También queda el recurso a los bosques, una forma de retiro ecológico antes de que acabemos por esquilmarlos e incendiarlos. Tal fue la opción de Cósimo Piovasco di Rondò, 'El barón rampante' del ahora centenario Italo Calvino. En el agitado tiempo anterior a la Revolución francesa, un día cualquiera a la hora del almuerzo el mocoso de 12 años abandona a su neurótica familia para encaramarse a un árbol del jardín de Ombrosa, dominio nobiliario en la Liguria italiana. La chiquillada merece por lo pronto el reproche de sus mayores; la prolongación por días de su terco subirse a la parra despierta burlas; a las semanas le conminan a cesar en su rebeldía; y a los meses todos se resignan a la evidencia de su locura. Pero ya nunca bajará sino que, corriendo los años, Cósimo funda entre la fronda un espacio de vida animado por el ideal de una República ilustrada de humanos, animales y plantas.

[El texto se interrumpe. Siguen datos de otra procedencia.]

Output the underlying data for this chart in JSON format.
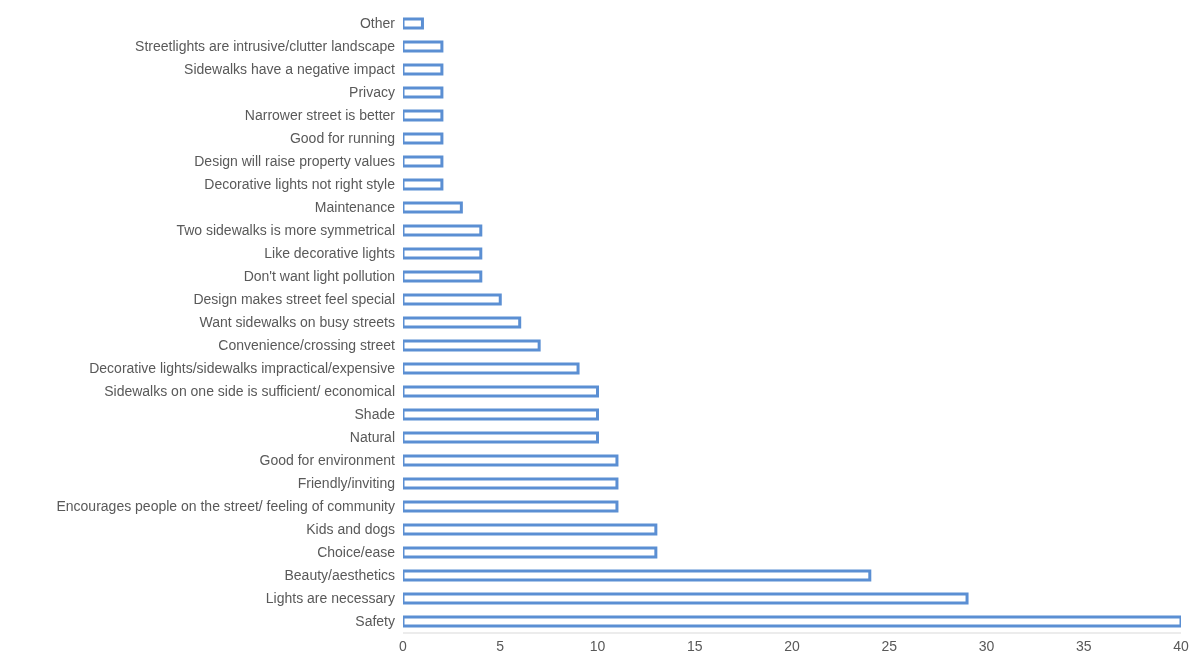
{
  "chart_data": {
    "type": "bar",
    "orientation": "horizontal",
    "categories": [
      "Other",
      "Streetlights are intrusive/clutter landscape",
      "Sidewalks have a negative impact",
      "Privacy",
      "Narrower street is better",
      "Good for running",
      "Design will raise property values",
      "Decorative lights not right style",
      "Maintenance",
      "Two sidewalks is more symmetrical",
      "Like decorative lights",
      "Don't want light pollution",
      "Design makes street feel special",
      "Want sidewalks on busy streets",
      "Convenience/crossing street",
      "Decorative lights/sidewalks impractical/expensive",
      "Sidewalks on one side is sufficient/ economical",
      "Shade",
      "Natural",
      "Good for environment",
      "Friendly/inviting",
      "Encourages people on the street/ feeling of community",
      "Kids and dogs",
      "Choice/ease",
      "Beauty/aesthetics",
      "Lights are necessary",
      "Safety"
    ],
    "values": [
      1,
      2,
      2,
      2,
      2,
      2,
      2,
      2,
      3,
      4,
      4,
      4,
      5,
      6,
      7,
      9,
      10,
      10,
      10,
      11,
      11,
      11,
      13,
      13,
      24,
      29,
      40
    ],
    "color": "#5b8fd3",
    "xlim": [
      0,
      40
    ],
    "xticks": [
      0,
      5,
      10,
      15,
      20,
      25,
      30,
      35,
      40
    ],
    "grid": false,
    "legend": false
  }
}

No hay altanería ni pretensión de asalto a los cielos sino que su extravagante actitud nace del convencimiento de que para ver y entender lo que sucede a ras de tierra hay que tomar perspectiva y mantenerse a la distancia justa y necesaria. En ese escorzo, el baroncito aprende que el hombre que separa su suerte de la de los demás (personas, naturaleza, tiempo histórico) renuncia a sí mismo. Por eso, según va haciéndose mayor, nuestro Tarzán con biblioteca arborescente fomenta nuevas relaciones para una vida mejor: la gremialización de los leñadores o de los curtidores de pieles, la protección comunitaria contra los incendios o frente a los lobos, se cartea con los 'philosophes' y hasta recibe la visita del mismísimo Napoleón. Por contra, el desamor de una muchachita de cota cero le sume en una melancolía sin consuelo.
Tal es la moraleja: solo desde cierto desapego se puede soportar la realidad que nos circunda, pero cuidándonos siempre de no perder el hilo. No vaya a ser que, como la cometa en manos del infante torpón, terminemos solitarios y aventados: será el fin poético del ya anciano barón rampante que durante más de medio siglo no puso un pie sobre la tierra.